Tunesien löst Libyen als Startpunkt für die Flucht übers Mittelmeer ab

Seit Anfang 2023 zeichnet sich im zentralen Mittelmeerraum ein neuer Migrationstrend ab, bei dem Tunesien Libyen als Hauptabfahrtsort für die Überfahrt nach Europa abgelöst hat. In den ersten sechs Monaten des Jahres 2023 verließen 55 Prozent der Menschen, die über die zentrale Mittelmeerroute in Italien ankamen, die nordafrikanische Küste von Tunesien aus. Das entspricht einem Anstieg um mehr als das Doppelte gegenüber dem gleichen Zeitraum im Jahr 2022. Auch die Zahl der von der tunesischen Küstenwache aufgegriffenen Personen hat in den letzten Jahren zugenommen. In der ersten Jahreshälfte 2023 wurden mehr als 31.000 Menschen nach Tunesien zurückgebracht.

Ausgelagert statt gelöst: Über Migrationspakte und Menschlichkeit

Während unsere Teams mit der Geo Barents, dem Seenotrettungsschiff von Ärzte ohne Grenzen, 421 aus Tunesien geflohene Menschen retteten, schlossen europäische und tunesische Politiker*innen Mitte Juli eine "strategische Partnerschaft" mit einem Finanzierungspaket von bis zu eine Milliarde Euro für Tunesien ab, darunter 105 Millionen Euro für "Grenzmanagement". Finanziert werden damit etwa neue Schiffe für die Küstenwache, mit denen Menschen gegen ihren Willen abgefangen werden sollen. Und dass, obwohl Tunesien kein sicherer Ort für die auf See geretteten Menschen ist.

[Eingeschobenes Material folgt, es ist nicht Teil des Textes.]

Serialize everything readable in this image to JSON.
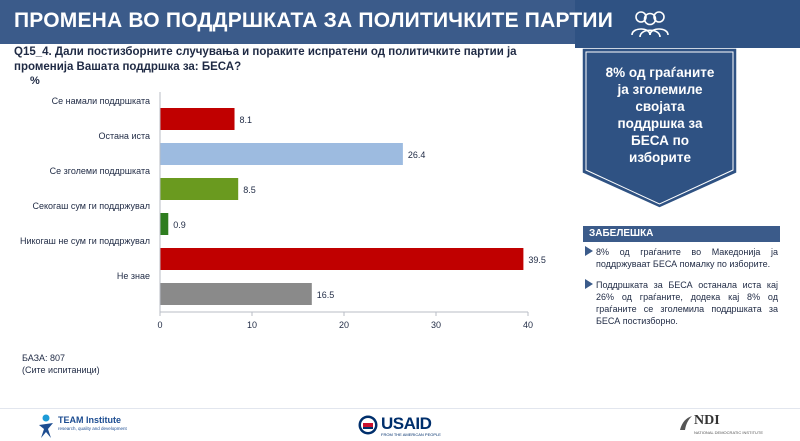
{
  "header": {
    "title": "ПРОМЕНА ВО ПОДДРШКАТА ЗА ПОЛИТИЧКИТЕ ПАРТИИ",
    "question": "Q15_4. Дали постизборните случувања и пораките испратени од политичките партии ја променија Вашата поддршка за: БЕСА?"
  },
  "callout": {
    "text": "8% од граѓаните ја зголемиле својата поддршка за БЕСА по изборите"
  },
  "note": {
    "header": "ЗАБЕЛЕШКА",
    "items": [
      "8% од граѓаните во Македонија ја поддржуваат БЕСА помалку по изборите.",
      "Поддршката за БЕСА останала иста кај 26% од граѓаните, додека кај 8% од граѓаните се зголемила поддршката за БЕСА постизборно."
    ]
  },
  "base": {
    "line1": "БАЗА: 807",
    "line2": "(Сите испитаници)"
  },
  "footer": {
    "team_name": "TEAM Institute",
    "team_tagline": "research, quality and development",
    "usaid_name": "USAID",
    "usaid_tagline": "FROM THE AMERICAN PEOPLE",
    "ndi_name": "NDI",
    "ndi_tagline": "NATIONAL DEMOCRATIC INSTITUTE"
  },
  "chart_data": {
    "type": "bar",
    "orientation": "horizontal",
    "ylabel": "%",
    "categories": [
      "Се намали поддршката",
      "Остана иста",
      "Се зголеми поддршката",
      "Секогаш сум ги поддржувал",
      "Никогаш не сум ги поддржувал",
      "Не знае"
    ],
    "values": [
      8.1,
      26.4,
      8.5,
      0.9,
      39.5,
      16.5
    ],
    "value_labels": [
      "8.1",
      "26.4",
      "8.5",
      "0.9",
      "39.5",
      "16.5"
    ],
    "colors": [
      "#c00000",
      "#9dbbe0",
      "#6a9a1f",
      "#2e7d1f",
      "#c00000",
      "#8a8a8a"
    ],
    "xlim": [
      0,
      40
    ],
    "xticks": [
      0,
      10,
      20,
      30,
      40
    ],
    "grid": false,
    "legend": "none"
  },
  "colors": {
    "brand": "#3b5b8a",
    "callout": "#2f5283"
  }
}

Es ist dringend erforderlich, dass die EU-Mitgliedstaaten die Umsetzung der Vereinbarungen zum Grenzschutz mit Tunesien stoppen. Es ist inakzeptabel, Abkommen zu schließen, die keine Rechenschaftspflicht oder Garantien gegen Menschenrechtsverletzungen gegen Migrant*innen beinhalten.

Humanitäre Hilfe entlang der EU-Außengrenzen

Wir versorgen entlang der europäischen Außengrenzen Menschen auf der Flucht – oft leben sie unter widrigsten Umständen und sind der drohenden Gefahr von Gewalt schutzlos ausgesetzt. Ihr Zugang zu sanitären Einrichtungen ist oft sehr begrenzt und sie haben keine Möglichkeit, medizinische Hilfe zu bekommen.

Wir erleben in unserer Arbeit im Mittelmeerraum täglich die negativen Auswirkungen, die eine europäische Abschottungs- und Abschreckungspolitik auf die Gesundheit der Menschen hat. Wir kritisieren diese Politik aufs Schärfste, etwa den EU-Türkei-Deal, die Pushbacks in Griechenland sowie die illegalen Rückführungen von Menschen durch die libysche Küstenwache, unterstützt und finanziert durch Italien und die Europäische Union. Diese Maßnahmen führen die Menschen oft in einen Kreislauf von Gewalt, Missbrauch und Verzweiflung und verhindern, dass sie die Sicherheit und den Schutz erhalten, die sie benötigen.